My reading has hit rock bottom after I became mother. NO I am not unhappy. Sometimes doing/not doing some thing do not really matter when you are happy. Now we are busy and happy in raising our child. I recently read couple of books
  1. If god were a banker
  2. Twenty things adopted kids wish their adoptive parents knew (for the second time)
I didnt like the first one great as it felt too familiar. The plot as it is OK but the ending was very bollywood style but thats how its happening in real world. Whatever way you screwed up career, if you are smart you can always re start your career.

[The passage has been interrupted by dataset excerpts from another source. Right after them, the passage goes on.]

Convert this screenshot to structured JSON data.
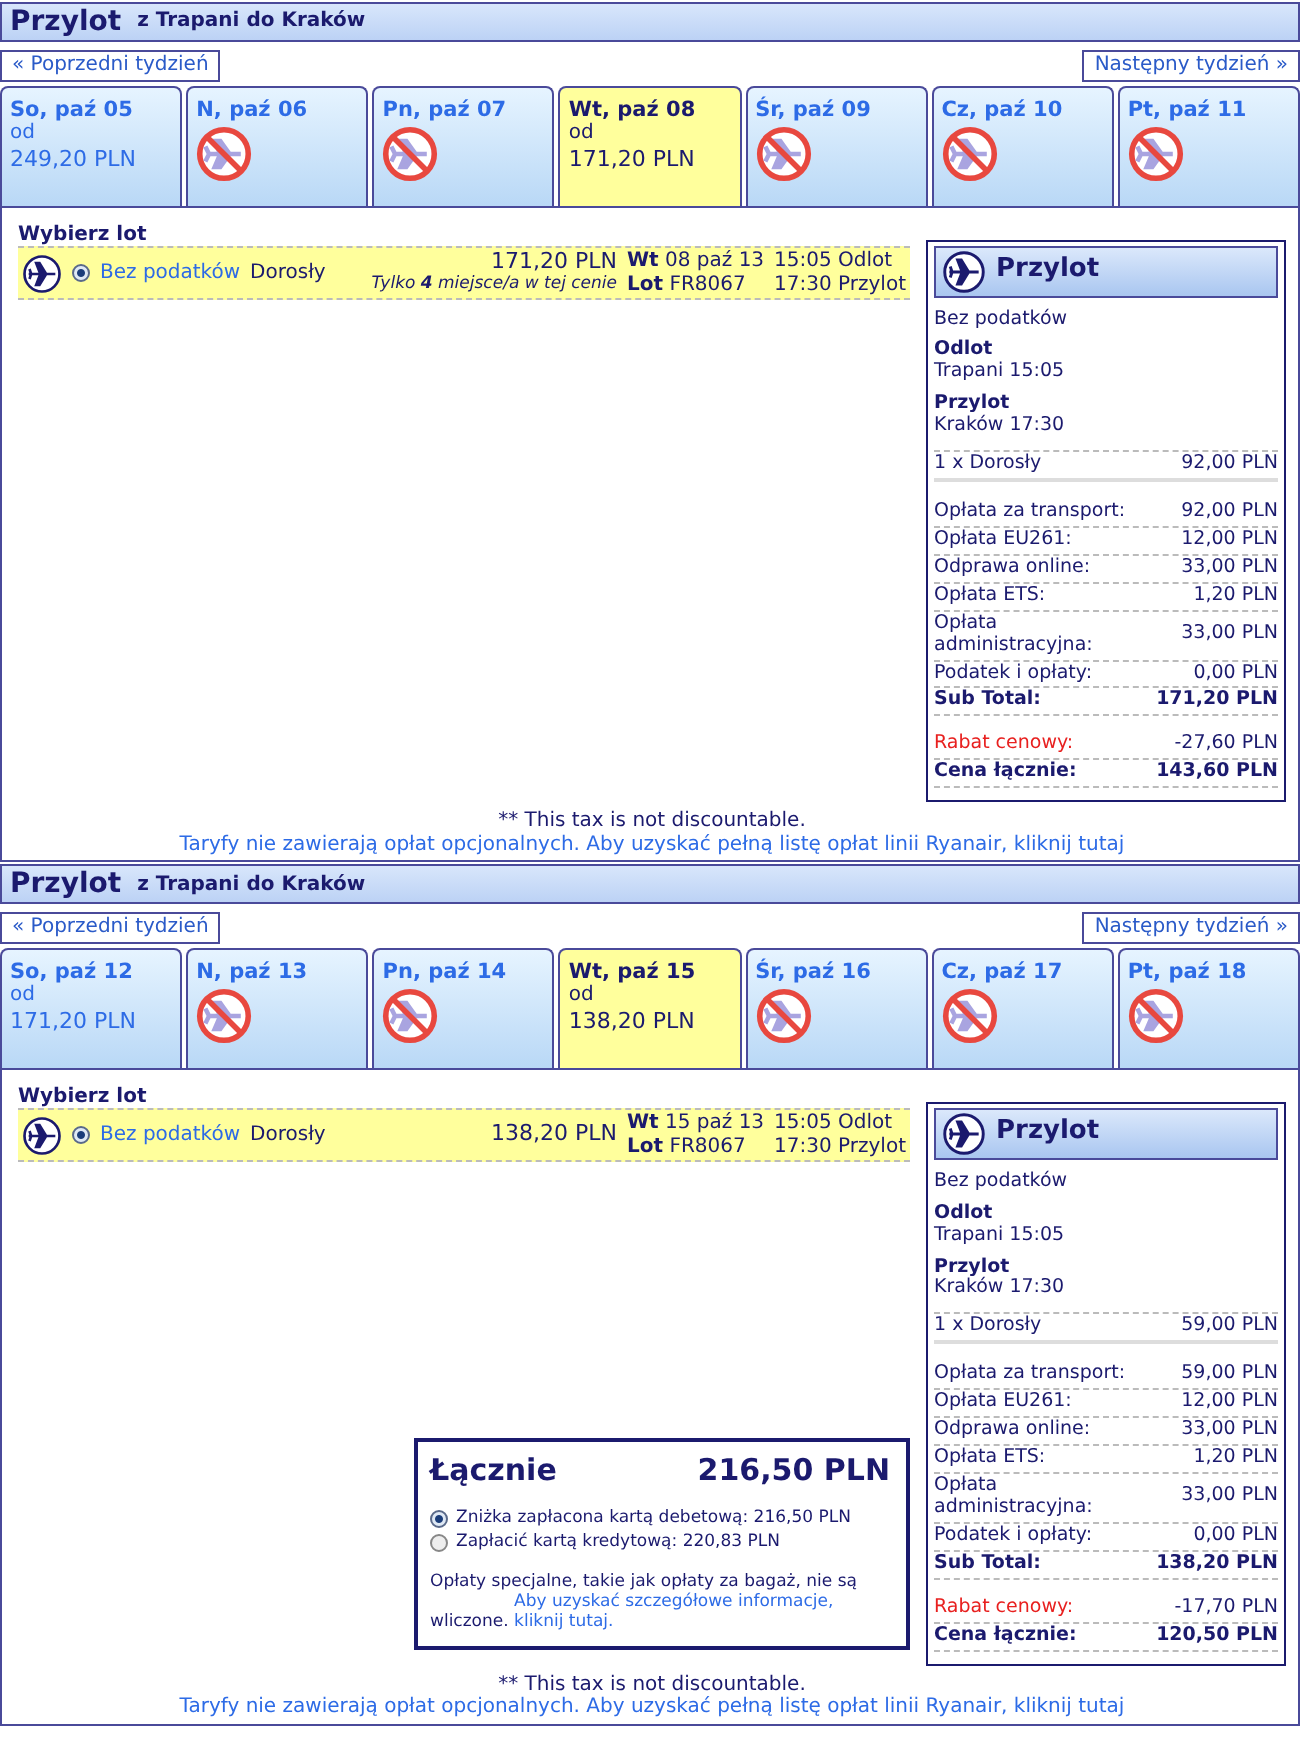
{
  "sections": [
    {
      "title": "Przylot",
      "route": "z Trapani do Kraków",
      "prev": "« Poprzedni tydzień",
      "next": "Następny tydzień »",
      "days": [
        {
          "kind": "fare",
          "label": "So, paź 05",
          "from": "od",
          "price": "249,20 PLN",
          "selected": false
        },
        {
          "kind": "none",
          "label": "N, paź 06",
          "selected": false
        },
        {
          "kind": "none",
          "label": "Pn, paź 07",
          "selected": false
        },
        {
          "kind": "fare",
          "label": "Wt, paź 08",
          "from": "od",
          "price": "171,20 PLN",
          "selected": true
        },
        {
          "kind": "none",
          "label": "Śr, paź 09",
          "selected": false
        },
        {
          "kind": "none",
          "label": "Cz, paź 10",
          "selected": false
        },
        {
          "kind": "none",
          "label": "Pt, paź 11",
          "selected": false
        }
      ],
      "choose": "Wybierz lot",
      "flight": {
        "selected": true,
        "fare": "Bez podatków",
        "passenger": "Dorosły",
        "price": "171,20 PLN",
        "note": "Tylko **4** miejsce/a w tej cenie",
        "day": "Wt",
        "date": "08 paź 13",
        "flight_label": "Lot",
        "flight_no": "FR8067",
        "depart": "15:05 Odlot",
        "arrive": "17:30 Przylot"
      },
      "summary": {
        "title": "Przylot",
        "fare": "Bez podatków",
        "depart_label": "Odlot",
        "depart": "Trapani 15:05",
        "arrive_label": "Przylot",
        "arrive": "Kraków 17:30",
        "lines": [
          {
            "kind": "passenger",
            "label": "1 x Dorosły",
            "value": "92,00 PLN"
          },
          {
            "kind": "fee",
            "label": "Opłata za transport:",
            "value": "92,00 PLN"
          },
          {
            "kind": "fee",
            "label": "Opłata EU261:",
            "value": "12,00 PLN"
          },
          {
            "kind": "fee",
            "label": "Odprawa online:",
            "value": "33,00 PLN"
          },
          {
            "kind": "fee",
            "label": "Opłata ETS:",
            "value": "1,20 PLN"
          },
          {
            "kind": "fee",
            "label": "Opłata administracyjna:",
            "value": "33,00 PLN"
          },
          {
            "kind": "fee",
            "label": "Podatek i opłaty:",
            "value": "0,00 PLN"
          },
          {
            "kind": "subtotal",
            "label": "Sub Total:",
            "value": "171,20 PLN"
          },
          {
            "kind": "discount",
            "label": "Rabat cenowy:",
            "value": "-27,60 PLN"
          },
          {
            "kind": "total",
            "label": "Cena łącznie:",
            "value": "143,60 PLN"
          }
        ]
      },
      "footnote": "** This tax is not discountable.",
      "fees_link": "Taryfy nie zawierają opłat opcjonalnych. Aby uzyskać pełną listę opłat linii Ryanair, kliknij tutaj"
    },
    {
      "title": "Przylot",
      "route": "z Trapani do Kraków",
      "prev": "« Poprzedni tydzień",
      "next": "Następny tydzień »",
      "days": [
        {
          "kind": "fare",
          "label": "So, paź 12",
          "from": "od",
          "price": "171,20 PLN",
          "selected": false
        },
        {
          "kind": "none",
          "label": "N, paź 13",
          "selected": false
        },
        {
          "kind": "none",
          "label": "Pn, paź 14",
          "selected": false
        },
        {
          "kind": "fare",
          "label": "Wt, paź 15",
          "from": "od",
          "price": "138,20 PLN",
          "selected": true
        },
        {
          "kind": "none",
          "label": "Śr, paź 16",
          "selected": false
        },
        {
          "kind": "none",
          "label": "Cz, paź 17",
          "selected": false
        },
        {
          "kind": "none",
          "label": "Pt, paź 18",
          "selected": false
        }
      ],
      "choose": "Wybierz lot",
      "flight": {
        "selected": true,
        "fare": "Bez podatków",
        "passenger": "Dorosły",
        "price": "138,20 PLN",
        "day": "Wt",
        "date": "15 paź 13",
        "flight_label": "Lot",
        "flight_no": "FR8067",
        "depart": "15:05 Odlot",
        "arrive": "17:30 Przylot"
      },
      "total_box": {
        "title": "Łącznie",
        "amount": "216,50 PLN",
        "options": [
          {
            "label": "Zniżka zapłacona kartą debetową: 216,50 PLN",
            "selected": true
          },
          {
            "label": "Zapłacić kartą kredytową: 220,83 PLN",
            "selected": false
          }
        ],
        "note": "Opłaty specjalne, takie jak opłaty za bagaż, nie są wliczone.",
        "link": "Aby uzyskać szczegółowe informacje, kliknij tutaj."
      },
      "summary": {
        "title": "Przylot",
        "fare": "Bez podatków",
        "depart_label": "Odlot",
        "depart": "Trapani 15:05",
        "arrive_label": "Przylot",
        "arrive": "Kraków 17:30",
        "lines": [
          {
            "kind": "passenger",
            "label": "1 x Dorosły",
            "value": "59,00 PLN"
          },
          {
            "kind": "fee",
            "label": "Opłata za transport:",
            "value": "59,00 PLN"
          },
          {
            "kind": "fee",
            "label": "Opłata EU261:",
            "value": "12,00 PLN"
          },
          {
            "kind": "fee",
            "label": "Odprawa online:",
            "value": "33,00 PLN"
          },
          {
            "kind": "fee",
            "label": "Opłata ETS:",
            "value": "1,20 PLN"
          },
          {
            "kind": "fee",
            "label": "Opłata administracyjna:",
            "value": "33,00 PLN"
          },
          {
            "kind": "fee",
            "label": "Podatek i opłaty:",
            "value": "0,00 PLN"
          },
          {
            "kind": "subtotal",
            "label": "Sub Total:",
            "value": "138,20 PLN"
          },
          {
            "kind": "discount",
            "label": "Rabat cenowy:",
            "value": "-17,70 PLN"
          },
          {
            "kind": "total",
            "label": "Cena łącznie:",
            "value": "120,50 PLN"
          }
        ]
      },
      "footnote": "** This tax is not discountable.",
      "fees_link": "Taryfy nie zawierają opłat opcjonalnych. Aby uzyskać pełną listę opłat linii Ryanair, kliknij tutaj"
    }
  ]
}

what I would like to talk is about second book. I read about this book when we were about to bring home sam. My friend gifted it to me (rather shud I say I never bothered to pay) as I could not find it in Chennai even after trying for 3-4 months. I read it same time last year and could not relate to every thing. But here I am read the same book again after a year and could relate to almost everything. This is an eye opener for everyone who thinks raising an adopted child is same as raising a bio child. but the emotional needs of an adopted children are so different that we need to be looking for signs (of loss, grief anything that they may not be able to start conversation because of their adoption) most of the time. The synopsis is
  1. I suffered a profound loss before I was adopted, and you are not responsible for my sadness about it.
  2. I need to be taught that I have unique needs arising from adoption loss, and I need not be ashamed of them. Please talk about this with me from time to time.
  3. If I don’t grieve my loss, my ability to receive love from you or others, or attach emotionally, may be somewhat hindered. (Grieving brings healing).
  4. Unresolved grief may surface in anger toward you.
  5. I need your help in grieving my loss. Teach me how to get in touch with my feelings about my adoption, and please validate them.
  6. Just because I don’t talk about my birth family doesn’t mean that I don’t think about them.
  7. Ttake the initiative in opening conversations about my birth family.
  8. I need to know the truth about my conception, birth, and family history no matter how painful or difficult the details might be. (Very difficult information should only be shared at age appropriate times in your child’s development).
  9. I am afraid that I was “given away” by my birth mother because I was a “bad baby.” I need you to help me not feel ashamed.
  10. I am afraid that you too will abandon me. (This is the universal fantasy for all adoptees).
  11. I may appear more whole than I actually am. I need your help in putting the missing pieces of myself together so I can develop my independent identity and a positive sense of myself. (This is especially crucial in adolescence).
  12. I need to develop a sense of personal power.
  13. Please do not say that I look or act just like you, because I need you to acknowledge and celebrate our differences, as well as our similarities.
  14. Let me be my own person, but don’t let me cut myself off from you.
  15. Please respect my privacy regarding my adoption and, when I am older enough to ask, don’t tell other people my story without my consent.
  16. Birthdays may be difficult for me.
  17. Not knowing my full medical history can be distressing at times.
  18. I am afraid that sometimes my adoption issues may be too much for you to handle.
  19. When I act out my fears in obnoxious ways, please hang in there with me and respond wisely.
  20. Even if I decide to search for my birth family (or visit my birth country) I will always want you to be my parents.

5 comments:

Prasanna said...

Good one Nirmala! Adopting couples should not think just because they adopt a kid they are good and think the kids must be grateful to them. This book will surely give lot of new insights to them.

Good to share :)

Nirmala Ravi said...

Not just adoptive parents boss any other parents for that matter.

Shweta said...

Man oh man, you should send this post to my parents! It's good you understand the feelings your daughter may feel about being being adopted...I can see you are ready to deal with much, that's good.

starry eyed said...

Oh great! You did put the list up! Will link to this in my post. Thanks!

veena said...

Nimmi,

You are great.

Its nice to see you like this.

I am proud of you.

I wish you all the best.

Enjoy the lovely moments with your kid.